Bi kere baştan maldiahaber.com’dan Bayram Güder’e yönelttiğim eleştiriyi nefis meselesi yapmayıp ismimizi cismimizi vererek cevap vermesine önce bir teşekkür edeyim.
Bi şeyler karalayan insanların yani entelektüel düzeyde fikir paylaşımı yapan insanların çay ocakları yerine haber sitelerinde cevap vermesini önemserim!
En azından yaptığı işin tanımını idrak etmişlerdir, diye bakarım.
Şöyle yazmış Bayram Güder:
“Bir kere belli ki Mahir kardeşim 2 saati aşkın süren bu canlı yayını izlememiş.
Eğer izleseydi ‘gazeteci’ sıfatıyla yayında baş koltuğa kurulan Lütfü İnan’ın nasıl bu şerefli mesleği kendisi ve başkalarının nefsi için yere çaldığına şahit olurdu.
Bir gazetecinin görevi kamunun menfaati noktasında sorgulayıcı ve denetleyici olma misyonuyla hareket edip, kendisi ve bir başkasının emellerine göre hareket etmemektir.
Maalesef eski danışman - yeni gazeteci Lütfü İnan’ın programdaki sorularının hiç birinde kamu menfaati adına sorulmuş tek bir soru yoktu. Ve yine maalesef ki Lütfü İnan’ın sorduğu soruların tamamına yakınında kendisinin de danışmanı olduğu eski belediye başkanı Hacı Uğur Polat’ın dönemine dair alınan kararlara atıfta bulunma söz konusuydu.
Ve ayrıca sorulan soruların birçoğunun sonuna ‘yanlış yapmışsınız’, ‘doğru yapmışsınız’, ‘iyi yapmamışsınız’ gibi yorumlar eklenerek, gazetecilik etiğine yakışmayan bir tutum sergilenmiştir.
Tamam mı Mahir kardeşim, mevzu anlaşıldı mı?”
***
Bayram Güder mevzu anlaşılmadı çünkü benim derdim Lütfi İnan değil gazeteciliktir!
Benim derdim bir gazetecinin bir belediye başkanını sorularıyla sıkıştırması da değildir!
Benim derdim iki saatlik programda bir gazetecinin sorduğu üç-beş soruyu hunharca eleştirip tek bir cevabı dahi krite etmemektir!

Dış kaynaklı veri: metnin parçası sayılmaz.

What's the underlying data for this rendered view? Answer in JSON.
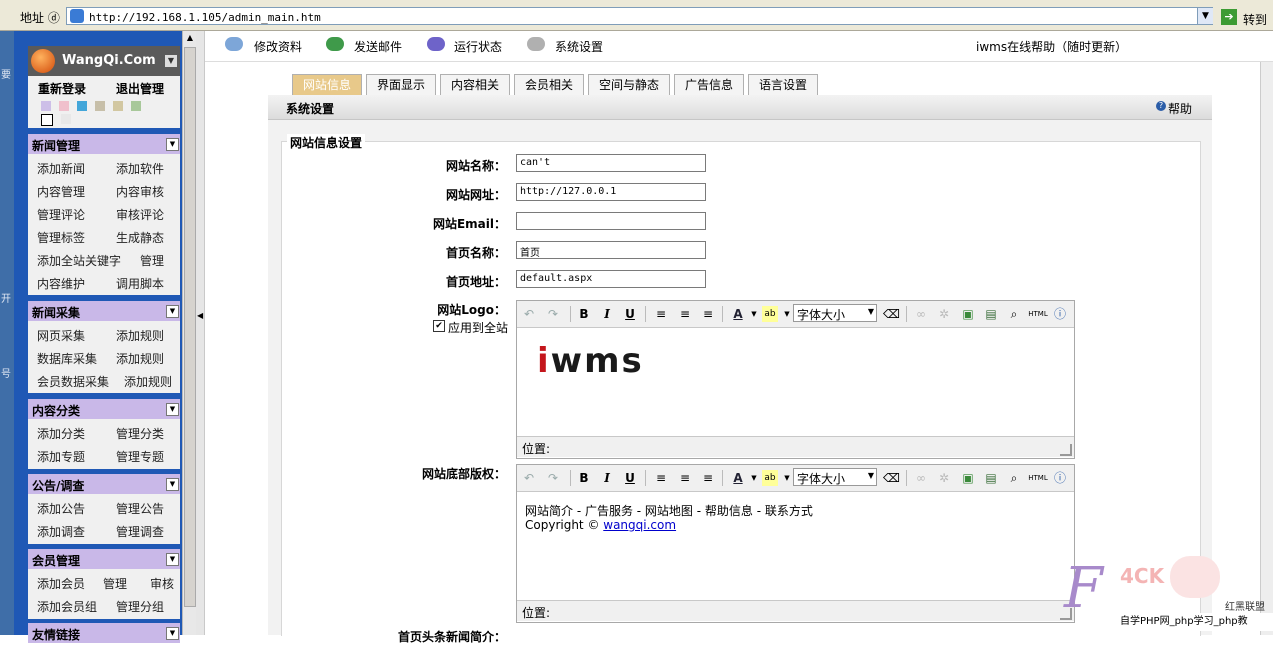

Sorulan sorudan dolayı belediyenin borcu artmaz!
Sorulan sorudan dolayı kuzey çevre yolu ihalesi iptal olmaz!
Sorulan sorudan dolayı mal varlığın artmaz!
Sorulan sorudan dolayı Malatya’nın trafiği artmaz!
Sorulan sorudan dolayı kayısının taban fiyatı düşmez!
Sorulan sorudan dolayı belediyede çalışan insanların maaşları düşmez!
Sorulan sorudan dolayı yeni makam araçları alınmaz!
Sorulan sorudan dolayı Malatya’nın asayiş problemi azalmaz!
Ama sorduğun sorular yüzünden çevre yolu hızlanabilir!
Sorduğun sorular yüzünden Malatya’nın trafiğinde düzelme olabilir!
Sorduğun sorular yüzünden çalışanların özlük hakları geri verilebilir!
Sorduğu sorudan dolayı makam araçları azalabilir!
Sorduğun sorudan dolayı asayiş problemi çözülebilir!
Eğer VUSLAT TV’de Lütfi İnan’ı eleştirmek için masaya oturmuşsan geçmiş yıllarda yaptığı icraatları eleştirebilirsin.
Belediyelerdeki vermiş olduğu kararları eleştirebilirsin!
Ki ben kaç yazı önce alenen eleştirdim.
Eğer VUSLAT TV’yi eleştirmekse niyetin yine “sorulara” takılmaz bir gazeteci!
Mesela o programda alt yazıda “Selahattin Gürkan gazetecilerin sorularını cevaplıyor” diye yazıyordu.
Bayram Abi sorsana VUSLAT TV’ye, Sinan Cavlak gazeteci mi, diye!
Gazete patronu yerine oraya Güler Hazar’ı niye çağırmadınız, Cahit Özçelik’i niye çağırmadınız, diye sorsana…
Sorulan bir soruya 15 dakika cevabı sessizce dinleyen ve araya girmeyen moderatörün moderasyonunu eleştirsene...
Ama herkesin “sen çok yaşa Başkanım” şiarında olduğu bir dönemde bırak da iki soru sorulsun Bayram Güder!
Bir gazeteci “sorulara” takmaz “sorulamayana” takar!
Mevzu bence şimdi anlaşılmıştır!
Eğer anlaşılmamışsa bi çay içmeye beklerim.